Contents
Recently I have been thinking more and more about AI and I wondered if it was possible to use AI to automate boring administrative tasks in vSphere.
First I though to use some Generative AI to provide instruction on how to perform the task, but I had no way to actually get something to perform them for me.
Then today I discovered than you can use a tool called browser-use, combined with a model to perform tasks within a browser.
They way this works is you setup the browser-use system with your model of choice and API key. Then you simply provide a prompt such as “login to this URL with user X and password Y” It then launches a browser session and scans the page then injects your form details.
This is all basic stuff though, so I tried something more complex. I used used these tools to login to the vSphere client and interact with my virtual machines but I think if you get the prompts right, you could even get vMotion to work and far more complex things including advanced configuration.
Before I run through how to set this up, take a look at the quick demo which logs into the vSphere client, deals with an SSL error, navigated around a bunch of errors in the client and then powers on a VM. The prompt for this is in the instructions below.
Demo
Setting up the environment
Install Python
- Download and Install Python: Download Python | Python.org
Install Browser Use Web UI
- Download or clone from: GitHub – browser-use/web-ui: Run AI Agent in your browser
- Extract and change into the folder directory
- Follow the instructions for Option 1: Local Installation
- If you’re using PowerShell, when instructed to run:
source .venv/bin/activate
you will need to actually run:.venv/bin/activate
Launch
- From the same directory you have been working in, run:
python webui.py --ip 127.0.0.1 --port 7788
- Open a web browser to:
http://127.0.0.1:7788
Configure Browser Use Web UI
- Open the LLM Configuration and select your model. I am using the DeepSeek Reasoner Model.
- Locate your model’s API keys
- This will vary depending on the model you are using.

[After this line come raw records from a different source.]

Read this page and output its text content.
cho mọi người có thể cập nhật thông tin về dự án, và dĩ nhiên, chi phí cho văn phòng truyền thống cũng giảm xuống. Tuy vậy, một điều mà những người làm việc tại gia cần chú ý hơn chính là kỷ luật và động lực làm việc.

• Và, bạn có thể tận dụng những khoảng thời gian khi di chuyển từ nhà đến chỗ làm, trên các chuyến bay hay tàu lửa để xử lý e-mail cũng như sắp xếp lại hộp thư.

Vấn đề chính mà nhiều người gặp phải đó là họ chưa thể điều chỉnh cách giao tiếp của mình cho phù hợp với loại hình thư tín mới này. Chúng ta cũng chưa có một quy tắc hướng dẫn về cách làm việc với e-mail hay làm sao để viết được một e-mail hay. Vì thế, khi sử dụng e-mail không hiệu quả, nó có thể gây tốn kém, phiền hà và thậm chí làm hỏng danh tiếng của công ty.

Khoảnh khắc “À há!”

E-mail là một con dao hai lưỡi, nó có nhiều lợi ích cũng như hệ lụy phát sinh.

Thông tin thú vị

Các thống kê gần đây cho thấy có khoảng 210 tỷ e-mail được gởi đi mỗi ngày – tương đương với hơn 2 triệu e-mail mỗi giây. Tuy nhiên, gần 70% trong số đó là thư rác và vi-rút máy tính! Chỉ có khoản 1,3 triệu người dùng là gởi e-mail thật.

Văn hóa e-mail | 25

- For DeepSeek, Navigate to DeepSeek and then API platform.
- Create a new account
- Top up up the account with $2 to get started
- Next go to API keys and generate a new API key
- Add your API key to Web UI (Under LLM Configuration)

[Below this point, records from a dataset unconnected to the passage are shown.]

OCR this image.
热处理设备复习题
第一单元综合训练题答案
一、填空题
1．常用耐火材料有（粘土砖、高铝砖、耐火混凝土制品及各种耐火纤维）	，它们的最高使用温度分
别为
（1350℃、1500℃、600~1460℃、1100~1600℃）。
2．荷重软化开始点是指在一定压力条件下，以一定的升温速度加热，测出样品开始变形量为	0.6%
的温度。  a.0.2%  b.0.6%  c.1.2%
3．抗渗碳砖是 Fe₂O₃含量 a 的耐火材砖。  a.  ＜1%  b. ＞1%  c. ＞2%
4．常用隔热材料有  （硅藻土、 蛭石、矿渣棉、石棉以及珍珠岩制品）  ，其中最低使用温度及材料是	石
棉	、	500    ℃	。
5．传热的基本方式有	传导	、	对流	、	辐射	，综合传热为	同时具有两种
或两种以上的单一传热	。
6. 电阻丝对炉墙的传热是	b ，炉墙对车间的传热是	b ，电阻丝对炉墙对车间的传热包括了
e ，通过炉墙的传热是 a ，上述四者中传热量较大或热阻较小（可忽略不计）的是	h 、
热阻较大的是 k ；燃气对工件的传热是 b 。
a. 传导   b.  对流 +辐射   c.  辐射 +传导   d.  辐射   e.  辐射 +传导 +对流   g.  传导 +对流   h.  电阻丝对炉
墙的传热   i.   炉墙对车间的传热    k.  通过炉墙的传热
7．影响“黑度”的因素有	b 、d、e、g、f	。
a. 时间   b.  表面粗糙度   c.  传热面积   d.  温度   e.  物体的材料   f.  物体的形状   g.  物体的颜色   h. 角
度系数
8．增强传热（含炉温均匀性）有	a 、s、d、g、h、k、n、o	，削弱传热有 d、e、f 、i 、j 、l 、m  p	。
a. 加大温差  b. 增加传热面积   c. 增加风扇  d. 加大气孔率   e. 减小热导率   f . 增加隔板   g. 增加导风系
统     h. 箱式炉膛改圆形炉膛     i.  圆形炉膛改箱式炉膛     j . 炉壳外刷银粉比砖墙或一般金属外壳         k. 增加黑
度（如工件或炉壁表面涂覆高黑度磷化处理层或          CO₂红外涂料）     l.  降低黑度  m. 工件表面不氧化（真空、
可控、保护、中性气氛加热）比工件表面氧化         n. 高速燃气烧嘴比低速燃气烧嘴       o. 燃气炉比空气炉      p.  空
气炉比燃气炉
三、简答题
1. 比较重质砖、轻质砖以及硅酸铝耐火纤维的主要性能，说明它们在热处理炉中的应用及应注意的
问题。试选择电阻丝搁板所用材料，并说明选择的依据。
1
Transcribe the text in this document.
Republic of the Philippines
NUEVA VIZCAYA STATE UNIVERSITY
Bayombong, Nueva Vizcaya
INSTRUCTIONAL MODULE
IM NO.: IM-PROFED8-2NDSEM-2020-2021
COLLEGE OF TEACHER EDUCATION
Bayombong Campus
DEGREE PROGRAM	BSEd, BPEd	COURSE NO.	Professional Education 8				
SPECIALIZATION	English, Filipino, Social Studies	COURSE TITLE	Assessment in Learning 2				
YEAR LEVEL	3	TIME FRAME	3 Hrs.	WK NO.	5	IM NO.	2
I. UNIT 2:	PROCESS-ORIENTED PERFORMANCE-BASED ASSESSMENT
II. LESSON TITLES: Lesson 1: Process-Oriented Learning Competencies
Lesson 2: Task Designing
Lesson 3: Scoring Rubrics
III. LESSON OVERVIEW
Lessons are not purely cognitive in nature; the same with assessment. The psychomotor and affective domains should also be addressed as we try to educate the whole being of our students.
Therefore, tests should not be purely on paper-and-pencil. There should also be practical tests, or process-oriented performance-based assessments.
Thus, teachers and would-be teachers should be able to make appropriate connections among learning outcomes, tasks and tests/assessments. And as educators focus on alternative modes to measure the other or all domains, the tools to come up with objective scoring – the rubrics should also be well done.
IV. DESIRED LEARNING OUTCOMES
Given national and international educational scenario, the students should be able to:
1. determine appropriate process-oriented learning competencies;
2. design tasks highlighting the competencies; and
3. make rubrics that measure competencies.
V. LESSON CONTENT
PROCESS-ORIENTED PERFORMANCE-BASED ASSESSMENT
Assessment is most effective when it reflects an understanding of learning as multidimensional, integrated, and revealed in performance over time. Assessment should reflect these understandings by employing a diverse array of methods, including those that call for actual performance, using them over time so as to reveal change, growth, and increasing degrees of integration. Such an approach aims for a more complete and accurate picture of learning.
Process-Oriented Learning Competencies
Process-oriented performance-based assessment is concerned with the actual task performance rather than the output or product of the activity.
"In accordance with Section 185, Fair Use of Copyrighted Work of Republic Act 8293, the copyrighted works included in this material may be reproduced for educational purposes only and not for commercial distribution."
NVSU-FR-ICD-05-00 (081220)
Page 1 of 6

- Enter the Base URL for the model. For DeepSeek, this is:
https://api.deepseek.com/v1
- Under Agent Settings, it is recommended to disable “Use Vision” due to compatibility issues with DeepSeek
Performing vSphere Tasks
Now onto the good bit!
- Go to Run Agent and enter your prompt.
- Be sure to provide the URL, user and password plus what you want it to do.
Task Description
1. Open the vSphere client
2. Wait for the licensing banner to load
3. Close the licensing error banner with the x on the top right of the browser
4. Power on the VM using the power on icon
Additional Information
The vSphere client URL is: https://vcf-m01-vc01.lab.local/ui/
The vSphere client username is: administrator@vsphere.local
The vSphere client password is: Password12345!
The VM name is: vcf-m01-nsx01a
What’s interesting here is in the console window you can see what the model is trying to do in plain English, then it tries that.
I also though it was interesting how it tried a few ways to bypass the SSL error until it finally found a good way to do it. Also sometimes it does the wrong thing (opens the wrong menu for example) but it will then close that menu and try again, a little like how a human would make a mistake and correct it.
Share your prompts!
If you manage to get something interesting working such as live vMotion, advanced configurations or even a host upgrade using this method, please let me know.
I’d be happy to put together a library of prompts and credit you for your work.
A note on using LLMs
I highly recommend doing your own research before using DeepSeek’s LLMs, especially for work purposes outside of China.
I would also avoid this use of LLMs to orchestrate tasks in your production environment due to the obvious risks associated with it.